Very limited information is received about each cadaver and only includes: gender, sex, age, cause of death and occupation. We start by palpating boney landmarks and inspecting the cadavers for scars and surgical incisions.
Students are grouped in teams of seven. Together, they will dissect an entire body, superficial to deep, layer-by-layer, skin to bone. Their dissection exploration will also include the spinal cord, heart, lungs, organs, joints and the cranium.
As students dissect, their understanding, confidence and clinical application of knowledge grows. Can you think of a better way to learn about the skin, fascia, muscles, nerves, ligaments, vessels and other structures that compose the body? This type of study will clarify your understanding of the anatomy and eliminate any misperceptions that might exist.
Irregularities or deviations from the norm are discovered throughout each class. Examples include a unilateral sternocleidomastoid with four divisions, two sternal and two clavicular. Other examples include an upper trapezius muscle that did not exist on one side or adhesions throughout the body, arthritic joints, swollen lymph nodes and cancerous growths.
During class we remove a portion of the carotid artery and cut and peel away the arterial wall to expose a tubular structure that looks like a drinking straw formed by atherosclerotic plaque. Palpating this structure in a living person when treating in the anterolateral neck could cause a piece of plaque to break loose, producing a stroke. In the anatomy lab, students can palpate these structure without harm whiling clarifying its position to the sternocleidomastoid muscle. This level of education helps the students better understand the effects their treatments can have on the body.
It is common for students to uncover pacemakers, artificial hips, knees, shoulders and intervertebral discs. They examine the rods, screws and connectors used for a spinal fusion.
We also enter the cranium and vertebral column exposing the dura mater, arachnoid mater, the brain, spinal cord and cauda equine. Students open each joint throughout the body. In the knee, they examine articular cartilage, each meniscus, the cruciate and other ligaments. In the wrist, we investigate the carpel bones and the tunnel they form. The tendons and medium nerve that past through the carpel tunnel and the clinical significance created from swelling, infections, surgeries and/or trauma to the wrist. At least one cadaver in each class has undergone coronary bypass surgery. We palpate the metal wires that were used during the surgery to reconnect the sternum that was cut in half. We open the chest to see the lungs cradling the heart. We remove the lungs and inspect coronary bypass repair from every angle.
During an acupuncture treatment, the depth of needle insertion into the body is determined by multiple factors including the nature of the patient's condition, their age, size, etc. Acupuncturists check the accuracy of their needle placement by inserting them into the cadaver prior to starting the dissection.
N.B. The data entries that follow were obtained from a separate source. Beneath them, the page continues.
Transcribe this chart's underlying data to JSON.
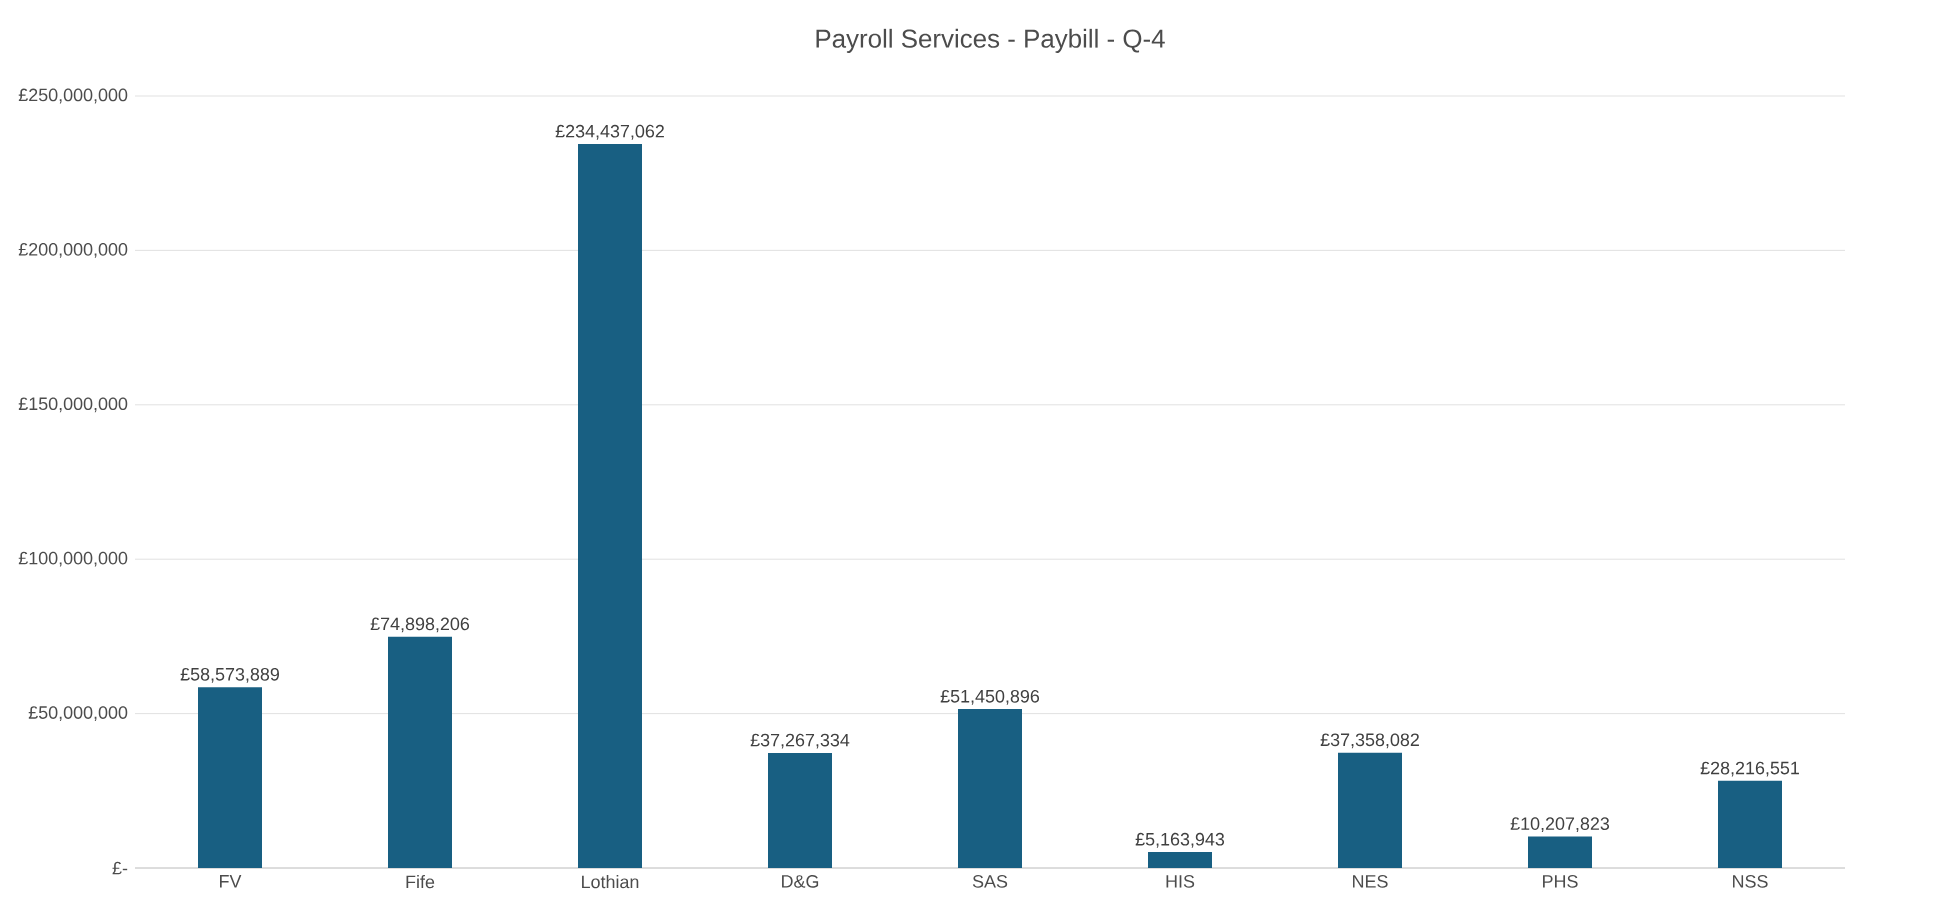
{
  "chart_data": {
    "type": "bar",
    "title": "Payroll Services - Paybill  -  Q-4",
    "categories": [
      "FV",
      "Fife",
      "Lothian",
      "D&G",
      "SAS",
      "HIS",
      "NES",
      "PHS",
      "NSS"
    ],
    "values": [
      58573889,
      74898206,
      234437062,
      37267334,
      51450896,
      5163943,
      37358082,
      10207823,
      28216551
    ],
    "value_labels": [
      "£58,573,889",
      "£74,898,206",
      "£234,437,062",
      "£37,267,334",
      "£51,450,896",
      "£5,163,943",
      "£37,358,082",
      "£10,207,823",
      "£28,216,551"
    ],
    "color": "#185f82",
    "ylim": [
      0,
      250000000
    ],
    "yticks": [
      {
        "value": 0,
        "label": "£-"
      },
      {
        "value": 50000000,
        "label": "£50,000,000"
      },
      {
        "value": 100000000,
        "label": "£100,000,000"
      },
      {
        "value": 150000000,
        "label": "£150,000,000"
      },
      {
        "value": 200000000,
        "label": "£200,000,000"
      },
      {
        "value": 250000000,
        "label": "£250,000,000"
      }
    ],
    "grid": "y"
  }
}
Books, videos, computer programs, anatomical charts and models are all helpful aids in learning about the human body. Performing a dissection is a unique opportunity and you leave the lab with a new level of confidence and knowledge in your skills. Graduates have a clear understanding of the interconnection of the structures that form the body and how they function. Dissection allows students to feel the elasticity, density, size and position of structures throughout the body. While performing a full body dissection is not part of our standard curriculum, the opportunity is definitely available.